Il me faut conter mes aventures. Vite avant qu’il ne soit trop tard. La mémoire est faible et sélective et la rentrée brise toujours un peu le charme des vacances, surtout quand on les a passées sur les cimes du bout du monde. Alors rassemblons nos souvenirs, creusons un peu et retournons pour un temps dans l’univers népalais. Essayons de ne pas travestir la vérité et restons fidèle au récit. Rien que le récit.
Voyez, sur le moment c’était difficile de marcher, de faire du vélo, du raft etc, la nourriture n’était pas à la hauteur des montagnes, bref on a trimé. Mais de retour au pays natal, on ne peut que se féliciter d’avoir tracé notre route sur les sentiers. Gloire à nous, alors, à notre vaillance, et comme le dit la chanson « faut du courage ».

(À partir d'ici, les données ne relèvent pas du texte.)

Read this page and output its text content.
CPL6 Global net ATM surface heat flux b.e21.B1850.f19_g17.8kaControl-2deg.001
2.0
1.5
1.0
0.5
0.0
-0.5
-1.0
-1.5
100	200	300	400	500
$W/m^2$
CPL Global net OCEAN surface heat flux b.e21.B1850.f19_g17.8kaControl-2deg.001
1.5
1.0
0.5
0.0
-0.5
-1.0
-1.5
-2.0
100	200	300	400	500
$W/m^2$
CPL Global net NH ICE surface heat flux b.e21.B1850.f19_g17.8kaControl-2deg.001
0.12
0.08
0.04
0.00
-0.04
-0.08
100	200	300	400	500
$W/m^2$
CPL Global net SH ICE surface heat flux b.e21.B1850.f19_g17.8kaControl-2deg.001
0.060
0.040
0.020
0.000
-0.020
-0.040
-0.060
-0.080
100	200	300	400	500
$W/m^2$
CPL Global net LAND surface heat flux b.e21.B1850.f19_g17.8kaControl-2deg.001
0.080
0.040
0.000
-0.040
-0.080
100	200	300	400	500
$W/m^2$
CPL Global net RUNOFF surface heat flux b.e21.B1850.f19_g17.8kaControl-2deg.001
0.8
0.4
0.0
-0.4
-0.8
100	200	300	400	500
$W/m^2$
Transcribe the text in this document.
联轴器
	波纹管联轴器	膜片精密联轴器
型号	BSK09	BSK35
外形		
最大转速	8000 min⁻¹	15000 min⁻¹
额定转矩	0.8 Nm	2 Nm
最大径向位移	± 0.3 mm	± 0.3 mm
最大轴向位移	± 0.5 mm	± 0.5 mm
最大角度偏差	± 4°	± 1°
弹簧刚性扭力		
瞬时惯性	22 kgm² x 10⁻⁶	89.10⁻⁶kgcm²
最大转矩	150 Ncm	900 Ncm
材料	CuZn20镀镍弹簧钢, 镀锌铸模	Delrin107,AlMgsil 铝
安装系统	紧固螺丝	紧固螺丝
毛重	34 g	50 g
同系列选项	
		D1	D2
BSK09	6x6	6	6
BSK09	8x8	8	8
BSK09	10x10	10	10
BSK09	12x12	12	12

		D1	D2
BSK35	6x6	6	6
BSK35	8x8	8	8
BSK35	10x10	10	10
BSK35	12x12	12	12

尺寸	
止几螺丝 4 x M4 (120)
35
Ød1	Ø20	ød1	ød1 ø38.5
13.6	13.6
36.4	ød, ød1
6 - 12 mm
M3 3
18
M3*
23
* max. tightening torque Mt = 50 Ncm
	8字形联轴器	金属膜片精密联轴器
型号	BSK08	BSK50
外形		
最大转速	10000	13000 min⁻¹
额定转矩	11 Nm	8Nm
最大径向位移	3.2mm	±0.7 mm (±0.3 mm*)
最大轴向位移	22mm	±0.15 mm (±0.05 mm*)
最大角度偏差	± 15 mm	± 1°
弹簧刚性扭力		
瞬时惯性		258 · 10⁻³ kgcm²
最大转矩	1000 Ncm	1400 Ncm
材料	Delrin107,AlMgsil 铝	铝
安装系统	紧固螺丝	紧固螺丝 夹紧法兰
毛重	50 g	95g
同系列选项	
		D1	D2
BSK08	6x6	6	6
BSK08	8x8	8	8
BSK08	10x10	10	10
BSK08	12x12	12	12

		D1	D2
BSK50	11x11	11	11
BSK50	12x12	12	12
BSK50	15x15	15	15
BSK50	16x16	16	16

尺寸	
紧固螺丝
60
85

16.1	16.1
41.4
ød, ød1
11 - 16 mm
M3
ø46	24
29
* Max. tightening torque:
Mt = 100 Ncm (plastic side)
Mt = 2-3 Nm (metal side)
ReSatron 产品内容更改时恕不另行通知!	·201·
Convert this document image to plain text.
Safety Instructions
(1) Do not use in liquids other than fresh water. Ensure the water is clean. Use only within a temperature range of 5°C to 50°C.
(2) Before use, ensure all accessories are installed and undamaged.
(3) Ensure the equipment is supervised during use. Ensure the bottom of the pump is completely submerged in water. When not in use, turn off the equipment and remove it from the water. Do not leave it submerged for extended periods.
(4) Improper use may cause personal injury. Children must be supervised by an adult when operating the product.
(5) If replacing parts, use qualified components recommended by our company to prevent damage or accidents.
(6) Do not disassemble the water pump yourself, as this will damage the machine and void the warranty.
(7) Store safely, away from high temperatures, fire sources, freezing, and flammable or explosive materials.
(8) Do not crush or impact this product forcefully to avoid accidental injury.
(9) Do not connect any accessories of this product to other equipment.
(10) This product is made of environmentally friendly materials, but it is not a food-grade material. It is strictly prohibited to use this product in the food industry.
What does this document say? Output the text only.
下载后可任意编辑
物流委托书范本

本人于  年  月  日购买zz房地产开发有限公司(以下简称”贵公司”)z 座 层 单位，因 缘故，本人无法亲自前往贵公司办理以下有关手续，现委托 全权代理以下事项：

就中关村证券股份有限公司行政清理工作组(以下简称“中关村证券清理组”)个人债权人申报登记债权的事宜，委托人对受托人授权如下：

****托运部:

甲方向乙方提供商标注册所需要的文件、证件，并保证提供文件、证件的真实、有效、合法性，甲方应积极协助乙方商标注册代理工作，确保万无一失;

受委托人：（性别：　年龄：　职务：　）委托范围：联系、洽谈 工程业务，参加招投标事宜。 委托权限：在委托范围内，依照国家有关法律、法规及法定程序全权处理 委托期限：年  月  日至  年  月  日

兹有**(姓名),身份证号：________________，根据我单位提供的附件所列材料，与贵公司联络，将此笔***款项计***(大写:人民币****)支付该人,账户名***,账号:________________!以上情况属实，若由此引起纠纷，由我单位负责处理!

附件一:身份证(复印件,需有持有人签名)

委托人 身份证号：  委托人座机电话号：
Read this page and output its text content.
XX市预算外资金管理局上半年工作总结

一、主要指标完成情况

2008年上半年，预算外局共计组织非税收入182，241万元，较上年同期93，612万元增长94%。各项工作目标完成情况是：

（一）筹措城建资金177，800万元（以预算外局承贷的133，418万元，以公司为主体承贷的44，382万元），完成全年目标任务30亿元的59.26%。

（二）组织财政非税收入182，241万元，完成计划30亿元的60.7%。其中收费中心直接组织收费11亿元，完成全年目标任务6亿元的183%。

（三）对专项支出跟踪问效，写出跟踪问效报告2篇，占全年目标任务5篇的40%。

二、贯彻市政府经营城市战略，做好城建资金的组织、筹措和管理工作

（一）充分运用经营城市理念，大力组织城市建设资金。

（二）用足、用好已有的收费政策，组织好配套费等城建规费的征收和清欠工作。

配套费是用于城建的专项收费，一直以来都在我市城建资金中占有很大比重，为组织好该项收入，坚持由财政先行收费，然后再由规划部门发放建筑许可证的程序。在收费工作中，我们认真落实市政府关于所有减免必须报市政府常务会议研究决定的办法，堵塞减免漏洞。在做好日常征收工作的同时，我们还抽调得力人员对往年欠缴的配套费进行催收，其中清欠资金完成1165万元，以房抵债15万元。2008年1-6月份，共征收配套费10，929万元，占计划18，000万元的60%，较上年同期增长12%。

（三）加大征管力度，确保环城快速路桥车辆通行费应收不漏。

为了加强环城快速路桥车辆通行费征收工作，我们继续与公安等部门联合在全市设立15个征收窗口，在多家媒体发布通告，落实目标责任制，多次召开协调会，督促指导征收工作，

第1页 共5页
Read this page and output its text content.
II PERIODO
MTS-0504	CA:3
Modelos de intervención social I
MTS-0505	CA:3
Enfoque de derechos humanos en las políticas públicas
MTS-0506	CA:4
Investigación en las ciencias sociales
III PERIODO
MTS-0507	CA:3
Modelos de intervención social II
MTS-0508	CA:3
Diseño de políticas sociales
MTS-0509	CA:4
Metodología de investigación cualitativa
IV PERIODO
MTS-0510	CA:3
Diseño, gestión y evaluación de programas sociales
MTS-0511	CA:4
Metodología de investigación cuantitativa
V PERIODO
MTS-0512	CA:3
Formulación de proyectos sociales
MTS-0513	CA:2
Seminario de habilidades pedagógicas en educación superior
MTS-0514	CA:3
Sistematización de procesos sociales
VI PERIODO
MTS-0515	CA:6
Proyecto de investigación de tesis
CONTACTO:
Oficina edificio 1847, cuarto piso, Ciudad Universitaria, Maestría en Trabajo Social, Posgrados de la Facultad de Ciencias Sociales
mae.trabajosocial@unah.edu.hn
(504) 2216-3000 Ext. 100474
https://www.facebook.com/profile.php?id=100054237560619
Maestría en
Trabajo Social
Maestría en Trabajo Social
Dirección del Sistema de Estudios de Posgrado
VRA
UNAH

Du courage, nous en avons eu. Nous n’avons pas bronché, nous avons marché, monté des heures durant, traversé des rivières sur des ponts suspendus, croisé des maoïstes déguisés en villageois, tourné autour de moulins à prières, dormi dans des lodges sur des lits durs, grelotté dans nos duvets, dansé avec des Népalaises àune haute altitude, mangé des mars et des snickers périmés, failli rencontrer le yéti, fait la prière en népalais. Nous avons même vu des crémations dans un lieu de culte près de Katmandou, ce qui m’a valu une expérience mystique la nuit qui a suivi. Nous avons croisé des vendeurs ambulants dans le lacis des ruelles de Katmandou qui nous ont refilés leur camelote, des bouddhas, des drapeaux de prière, des bols. Pas de bol. Nous avons mangé dans des bouges, des bouis-bouis, des estaminets…. Nous avons dormi en face de l’Himalaya et flirté avec les neiges éternelles, nous avons rafté dans les remous d’une rivière diaphane, nous sommes montés sur un bus pétaradant à 100 à l’heure, nous avons traversé des champs en terrasse, croisé des gamins en uniforme arpentant la montagne pour regagner leur école, nous avons percé les nuages à plus de 3600 mètres d’altitude…
Ces souvenirs en vrac, c’est notre vie, notre accélérateur de vie, notre voyage. Que du vécu, que du sport, de l’émotion. Tout ce qu’il nous est impossible de vivre à Paris.
Maintenant, je suis dans mon bureau, devant mon ordinateur et me demande quandje vais bien pouvoir repartir, m’envoler vers d’autres horizons.